A full hour had passed since the debacle in the ballroom. Yet Mattie still waited, picking at the arm of the worn leather chair facing her uncle’s deserted desk in the library. Clearly he intended to let her stew until all the guests departed before he came, as he’d promised, "to deal with her." She wondered if he made his petitioners fidget in this chair before they begged him for a morsel of his considerable funds.

She chewed at her lip. She didn’t understand why everyone had reacted so badly to her work. Surely Diana’s swooning had less to do with what she’d seen on the canvas than with the tightness of her stays—which was a perfect example of what the Pre-Raphaelites fought against. Restraint was a thing of the past. Constriction of one’s artistic expression made no more sense than the wasp-waisted devices of torture women endured in the name of fashion.

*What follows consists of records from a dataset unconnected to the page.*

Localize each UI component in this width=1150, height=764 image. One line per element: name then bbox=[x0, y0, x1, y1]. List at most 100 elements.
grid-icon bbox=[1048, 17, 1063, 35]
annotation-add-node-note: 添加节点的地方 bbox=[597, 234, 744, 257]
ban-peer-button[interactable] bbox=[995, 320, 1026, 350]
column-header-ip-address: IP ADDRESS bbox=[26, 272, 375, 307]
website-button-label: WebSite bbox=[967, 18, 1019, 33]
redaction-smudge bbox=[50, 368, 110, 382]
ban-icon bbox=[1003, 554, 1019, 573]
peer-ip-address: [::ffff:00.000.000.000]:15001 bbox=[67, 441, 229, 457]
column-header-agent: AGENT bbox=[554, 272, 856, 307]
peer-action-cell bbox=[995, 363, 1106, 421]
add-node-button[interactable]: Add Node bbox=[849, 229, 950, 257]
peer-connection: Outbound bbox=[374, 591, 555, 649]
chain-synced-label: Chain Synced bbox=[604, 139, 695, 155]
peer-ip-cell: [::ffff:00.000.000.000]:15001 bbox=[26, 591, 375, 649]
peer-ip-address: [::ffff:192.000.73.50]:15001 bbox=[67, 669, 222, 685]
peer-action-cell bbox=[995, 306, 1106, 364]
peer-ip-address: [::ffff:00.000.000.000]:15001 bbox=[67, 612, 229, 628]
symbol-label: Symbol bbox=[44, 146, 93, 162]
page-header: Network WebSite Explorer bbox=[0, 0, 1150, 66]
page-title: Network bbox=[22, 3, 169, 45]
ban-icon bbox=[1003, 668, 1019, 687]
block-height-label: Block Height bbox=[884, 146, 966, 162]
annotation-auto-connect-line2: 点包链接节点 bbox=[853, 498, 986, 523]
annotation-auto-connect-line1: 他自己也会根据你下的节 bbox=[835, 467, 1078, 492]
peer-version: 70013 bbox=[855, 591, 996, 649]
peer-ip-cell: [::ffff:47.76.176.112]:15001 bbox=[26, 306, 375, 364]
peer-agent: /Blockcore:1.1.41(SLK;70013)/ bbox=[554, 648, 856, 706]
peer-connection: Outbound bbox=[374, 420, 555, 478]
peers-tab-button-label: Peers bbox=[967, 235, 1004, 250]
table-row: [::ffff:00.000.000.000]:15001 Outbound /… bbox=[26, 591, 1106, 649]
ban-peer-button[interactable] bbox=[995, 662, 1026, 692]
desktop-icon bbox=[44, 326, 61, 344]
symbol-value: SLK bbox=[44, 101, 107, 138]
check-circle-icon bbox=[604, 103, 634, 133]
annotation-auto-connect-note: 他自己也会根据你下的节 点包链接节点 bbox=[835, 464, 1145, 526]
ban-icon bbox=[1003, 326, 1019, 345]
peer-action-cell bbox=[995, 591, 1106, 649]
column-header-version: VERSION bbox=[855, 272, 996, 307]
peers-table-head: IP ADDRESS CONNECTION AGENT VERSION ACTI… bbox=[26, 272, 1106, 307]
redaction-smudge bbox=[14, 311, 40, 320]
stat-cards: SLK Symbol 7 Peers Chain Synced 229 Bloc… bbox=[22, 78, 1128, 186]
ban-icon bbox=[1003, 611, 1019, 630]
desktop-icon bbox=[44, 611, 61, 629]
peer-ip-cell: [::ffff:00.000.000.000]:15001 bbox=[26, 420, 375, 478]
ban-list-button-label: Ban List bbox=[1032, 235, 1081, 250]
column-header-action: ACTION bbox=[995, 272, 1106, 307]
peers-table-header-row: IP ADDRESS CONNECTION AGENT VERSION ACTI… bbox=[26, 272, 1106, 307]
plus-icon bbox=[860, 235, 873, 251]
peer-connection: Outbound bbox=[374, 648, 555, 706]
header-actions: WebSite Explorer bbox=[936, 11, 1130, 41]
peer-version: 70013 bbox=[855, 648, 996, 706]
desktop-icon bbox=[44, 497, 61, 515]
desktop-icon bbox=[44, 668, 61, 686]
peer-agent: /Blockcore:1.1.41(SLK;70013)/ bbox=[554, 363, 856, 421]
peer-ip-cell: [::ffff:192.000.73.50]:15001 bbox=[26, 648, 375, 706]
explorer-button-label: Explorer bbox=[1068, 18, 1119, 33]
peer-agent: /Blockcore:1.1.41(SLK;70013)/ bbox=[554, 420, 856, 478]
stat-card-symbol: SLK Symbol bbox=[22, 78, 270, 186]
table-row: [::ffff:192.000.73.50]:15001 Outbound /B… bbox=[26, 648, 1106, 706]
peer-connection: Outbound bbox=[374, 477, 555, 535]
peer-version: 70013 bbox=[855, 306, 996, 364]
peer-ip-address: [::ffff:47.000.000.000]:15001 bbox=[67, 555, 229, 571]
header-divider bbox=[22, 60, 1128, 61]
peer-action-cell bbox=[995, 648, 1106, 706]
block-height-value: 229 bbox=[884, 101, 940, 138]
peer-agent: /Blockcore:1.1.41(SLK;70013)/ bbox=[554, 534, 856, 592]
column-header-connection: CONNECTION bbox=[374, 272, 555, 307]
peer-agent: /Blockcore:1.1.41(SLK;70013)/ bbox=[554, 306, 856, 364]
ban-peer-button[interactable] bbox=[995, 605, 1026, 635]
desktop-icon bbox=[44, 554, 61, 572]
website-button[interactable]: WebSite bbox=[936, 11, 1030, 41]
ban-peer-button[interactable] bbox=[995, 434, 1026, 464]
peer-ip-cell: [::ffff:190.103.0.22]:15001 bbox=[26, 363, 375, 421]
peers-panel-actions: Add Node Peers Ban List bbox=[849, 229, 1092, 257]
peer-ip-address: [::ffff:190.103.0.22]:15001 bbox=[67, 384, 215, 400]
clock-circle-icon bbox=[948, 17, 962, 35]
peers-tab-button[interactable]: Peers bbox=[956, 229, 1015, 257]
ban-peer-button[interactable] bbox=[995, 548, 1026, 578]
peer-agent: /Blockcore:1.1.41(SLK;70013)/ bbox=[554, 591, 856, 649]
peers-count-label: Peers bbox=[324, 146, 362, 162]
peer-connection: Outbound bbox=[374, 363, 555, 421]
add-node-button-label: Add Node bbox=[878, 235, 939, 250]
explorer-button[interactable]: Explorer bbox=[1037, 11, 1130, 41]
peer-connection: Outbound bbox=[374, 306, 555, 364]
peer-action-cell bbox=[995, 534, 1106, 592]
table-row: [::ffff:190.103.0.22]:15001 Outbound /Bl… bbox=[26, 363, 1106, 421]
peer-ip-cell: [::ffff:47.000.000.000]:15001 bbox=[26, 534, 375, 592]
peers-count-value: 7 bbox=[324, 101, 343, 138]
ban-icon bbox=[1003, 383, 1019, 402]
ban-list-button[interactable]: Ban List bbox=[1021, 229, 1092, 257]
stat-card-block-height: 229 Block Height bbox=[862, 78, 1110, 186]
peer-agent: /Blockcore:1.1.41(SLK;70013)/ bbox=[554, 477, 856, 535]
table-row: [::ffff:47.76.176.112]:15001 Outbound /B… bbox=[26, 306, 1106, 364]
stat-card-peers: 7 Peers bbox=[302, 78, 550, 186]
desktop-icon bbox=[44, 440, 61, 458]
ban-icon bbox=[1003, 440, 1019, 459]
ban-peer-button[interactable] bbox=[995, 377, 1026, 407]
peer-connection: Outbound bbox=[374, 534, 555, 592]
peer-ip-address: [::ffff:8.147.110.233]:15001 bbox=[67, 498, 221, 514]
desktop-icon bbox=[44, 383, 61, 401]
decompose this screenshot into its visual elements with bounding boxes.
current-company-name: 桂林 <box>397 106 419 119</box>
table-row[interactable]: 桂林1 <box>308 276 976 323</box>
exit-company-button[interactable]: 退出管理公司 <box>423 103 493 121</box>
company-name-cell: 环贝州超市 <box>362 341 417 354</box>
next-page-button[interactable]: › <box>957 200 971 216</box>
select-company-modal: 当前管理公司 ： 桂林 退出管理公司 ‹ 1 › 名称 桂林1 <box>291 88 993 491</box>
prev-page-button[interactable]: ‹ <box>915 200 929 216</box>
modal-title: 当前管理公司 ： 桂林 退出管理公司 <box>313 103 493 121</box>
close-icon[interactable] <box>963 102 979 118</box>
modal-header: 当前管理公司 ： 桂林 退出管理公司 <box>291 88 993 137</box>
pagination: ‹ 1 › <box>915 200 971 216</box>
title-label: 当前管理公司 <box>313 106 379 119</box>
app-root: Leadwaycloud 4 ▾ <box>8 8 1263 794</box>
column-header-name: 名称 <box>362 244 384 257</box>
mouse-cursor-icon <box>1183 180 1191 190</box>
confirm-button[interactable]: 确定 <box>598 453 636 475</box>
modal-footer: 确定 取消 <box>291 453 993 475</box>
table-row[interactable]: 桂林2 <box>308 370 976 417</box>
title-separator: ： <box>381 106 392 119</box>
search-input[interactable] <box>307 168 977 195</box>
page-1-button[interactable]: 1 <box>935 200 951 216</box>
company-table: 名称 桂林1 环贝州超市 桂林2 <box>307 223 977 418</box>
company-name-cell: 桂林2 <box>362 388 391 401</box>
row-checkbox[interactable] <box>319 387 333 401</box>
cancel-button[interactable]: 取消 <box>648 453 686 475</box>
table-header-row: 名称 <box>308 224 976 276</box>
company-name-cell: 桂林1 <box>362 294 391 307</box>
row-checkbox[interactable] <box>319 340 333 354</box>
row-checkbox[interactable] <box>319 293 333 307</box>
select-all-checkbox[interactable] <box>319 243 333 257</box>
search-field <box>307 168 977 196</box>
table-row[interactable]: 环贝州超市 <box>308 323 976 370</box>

Yes, she thought, scooting the chair back with a harsh scrape. That was it. She’d explain it all to her uncle when he came to speak to her.
If
he ever came.

She rubbed a damp palm over the arm of the chair, then pushed herself up again and began pacing. Had the Brothers faced such scorn when they first presented their paintings to the public? She supposed she’d have to inure herself to criticism if she wanted to ascend to their prominence in the art world. For above all—as her parents had told her from the time she was old enough to hold a paintbrush—she must never fight her nature. She must be true to herself.